In Sirāt di Óliver Laxe lo sfondo è suono, centrale per tutta la durata del film, battito puro e pulsante. È immagine vivida, figura che valica le sensazioni e il dolore stesso. È corpo corale, mutilato e danzante, che attraversa il deserto dell'esistenza e la polvere del destino. Nella profondità della pellicola, girata in super 16 mm, lo spazio è ritmo sonoro, è materia, è flusso ossessivo di inquadrature.
Il viaggio, fisico e metafisico, di Luis (Sergi López) e suo figlio Esteban (Bruno Núñez Arjona) alla ricerca di Mar, segue la forma nuda e ostile del deserto e la comunità nomade di veri e propri raver, attori non professionisti (Richard Bellamy, Stefania Gadda, Joshua Liam Henderson, Tonin Janvier e Jade Oukid), delinea con forza autentica il rito, collettivo e catartico, la foggia materica di quel “Sirāt”, di quel ponte che separa Inferno e Paradiso nel Giorno del Giudizio.
Il suono è l'altro protagonista indiscusso di questo film, figura essenziale che si staglia tra le distese di sabbia del vuoto, monolite solitario tra le lande desertiche e profeta di quelle pulsazioni profonde trasfigurate nelle casse guaste e malfunzionanti che Jade raccoglie e conserva dalle macerie dei rave precedenti, quelle più autentiche, che gracchiano e che non sai quando esaleranno l'ultima nota.
Il lavoro sul sound in questo film è viscerale: dalle basse frequenze del sound system alla babele linguistica, dal Field recording, quasi documentaristico, dei rumori della natura, del vento e della polvere, delle rocce e delle ruote dei veicoli che scavano nella terra, alla intensa colonna sonora di Kangding Ray, che segue la narrazione non lineare del film nella trascendenza fragorosa del suono stesso.

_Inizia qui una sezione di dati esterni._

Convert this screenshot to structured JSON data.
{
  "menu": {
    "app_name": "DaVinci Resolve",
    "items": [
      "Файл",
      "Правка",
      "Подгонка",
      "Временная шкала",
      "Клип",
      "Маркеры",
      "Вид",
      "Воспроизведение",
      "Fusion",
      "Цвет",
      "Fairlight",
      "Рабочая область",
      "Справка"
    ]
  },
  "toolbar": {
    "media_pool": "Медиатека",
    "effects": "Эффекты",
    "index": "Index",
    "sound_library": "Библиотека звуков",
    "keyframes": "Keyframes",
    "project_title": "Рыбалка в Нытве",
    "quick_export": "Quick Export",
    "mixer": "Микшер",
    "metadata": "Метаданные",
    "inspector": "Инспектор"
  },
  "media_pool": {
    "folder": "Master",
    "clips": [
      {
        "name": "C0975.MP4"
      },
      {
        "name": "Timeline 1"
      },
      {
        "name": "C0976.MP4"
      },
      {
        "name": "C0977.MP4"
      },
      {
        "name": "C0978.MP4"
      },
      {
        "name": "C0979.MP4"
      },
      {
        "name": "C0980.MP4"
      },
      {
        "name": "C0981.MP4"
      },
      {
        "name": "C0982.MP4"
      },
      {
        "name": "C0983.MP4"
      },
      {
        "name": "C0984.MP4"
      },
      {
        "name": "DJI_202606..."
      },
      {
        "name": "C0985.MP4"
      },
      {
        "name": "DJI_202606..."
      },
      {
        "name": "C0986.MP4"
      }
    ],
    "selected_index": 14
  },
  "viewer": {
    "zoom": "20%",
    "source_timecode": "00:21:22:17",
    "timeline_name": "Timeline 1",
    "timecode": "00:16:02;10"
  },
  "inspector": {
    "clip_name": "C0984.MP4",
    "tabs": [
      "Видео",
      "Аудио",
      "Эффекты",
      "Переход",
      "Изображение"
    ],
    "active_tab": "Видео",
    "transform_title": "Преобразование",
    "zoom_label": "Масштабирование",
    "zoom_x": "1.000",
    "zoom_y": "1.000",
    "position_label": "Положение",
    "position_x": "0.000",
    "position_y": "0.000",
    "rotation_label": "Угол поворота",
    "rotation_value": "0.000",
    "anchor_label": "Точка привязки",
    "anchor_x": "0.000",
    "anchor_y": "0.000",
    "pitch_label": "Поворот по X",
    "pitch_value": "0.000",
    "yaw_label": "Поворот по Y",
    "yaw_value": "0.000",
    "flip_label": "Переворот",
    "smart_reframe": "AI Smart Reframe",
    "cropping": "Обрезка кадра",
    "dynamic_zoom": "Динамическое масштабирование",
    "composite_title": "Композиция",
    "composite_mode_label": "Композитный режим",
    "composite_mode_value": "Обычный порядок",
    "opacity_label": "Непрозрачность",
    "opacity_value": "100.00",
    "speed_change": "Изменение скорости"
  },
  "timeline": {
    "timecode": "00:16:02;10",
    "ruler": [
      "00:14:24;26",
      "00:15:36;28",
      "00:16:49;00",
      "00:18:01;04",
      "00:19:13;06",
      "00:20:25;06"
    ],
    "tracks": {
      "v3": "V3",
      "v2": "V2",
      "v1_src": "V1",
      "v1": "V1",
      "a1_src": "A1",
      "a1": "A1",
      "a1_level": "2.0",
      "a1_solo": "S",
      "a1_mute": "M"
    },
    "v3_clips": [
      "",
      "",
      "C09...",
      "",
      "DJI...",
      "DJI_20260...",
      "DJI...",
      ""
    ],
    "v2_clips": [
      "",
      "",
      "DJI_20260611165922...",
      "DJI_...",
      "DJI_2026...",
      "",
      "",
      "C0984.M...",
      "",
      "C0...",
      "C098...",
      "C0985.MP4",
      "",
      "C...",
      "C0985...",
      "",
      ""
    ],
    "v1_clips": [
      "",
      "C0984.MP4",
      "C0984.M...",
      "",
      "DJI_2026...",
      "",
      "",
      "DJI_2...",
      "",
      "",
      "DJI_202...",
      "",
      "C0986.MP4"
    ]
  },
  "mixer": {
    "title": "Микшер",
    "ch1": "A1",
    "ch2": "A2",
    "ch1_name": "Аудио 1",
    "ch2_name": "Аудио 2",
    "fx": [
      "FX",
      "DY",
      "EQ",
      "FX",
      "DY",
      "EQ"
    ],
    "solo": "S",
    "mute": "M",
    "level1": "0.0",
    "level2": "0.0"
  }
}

In Sirāt suono e immagini sono una cosa sola, uniti indissolubilmente da un legame difficile da corrodere, come il corpo e la mente, come l'immagine di una madonna contemporanea che danza tra le distese aride del deserto, deflagrando tra le note. Il deserto non è soltanto un simbolo, ma materia che smarrisce e disorienta, che stupisce e lacrima come la contemplazione lacerante di un paesaggio dai toni freddi, quando la luce e il buio si incontrano.
Nella sala buia, la sensorialità della scomparsa diviene l'essenza del film, così come l'angoscia che ne deriva e che non lascia indifferenti. Sirāt è un limbo sospeso che vuole turbare per connetterci con le nostre ferite più ancestrali. È uno specchio che obbliga a guardarci dentro, mentre si assiste all'inalienabilità del fato, alla fragilità illusoria e vulnerabile della condizione umana. È un rave alla fine del mondo, oltre la vita, oltre la morte.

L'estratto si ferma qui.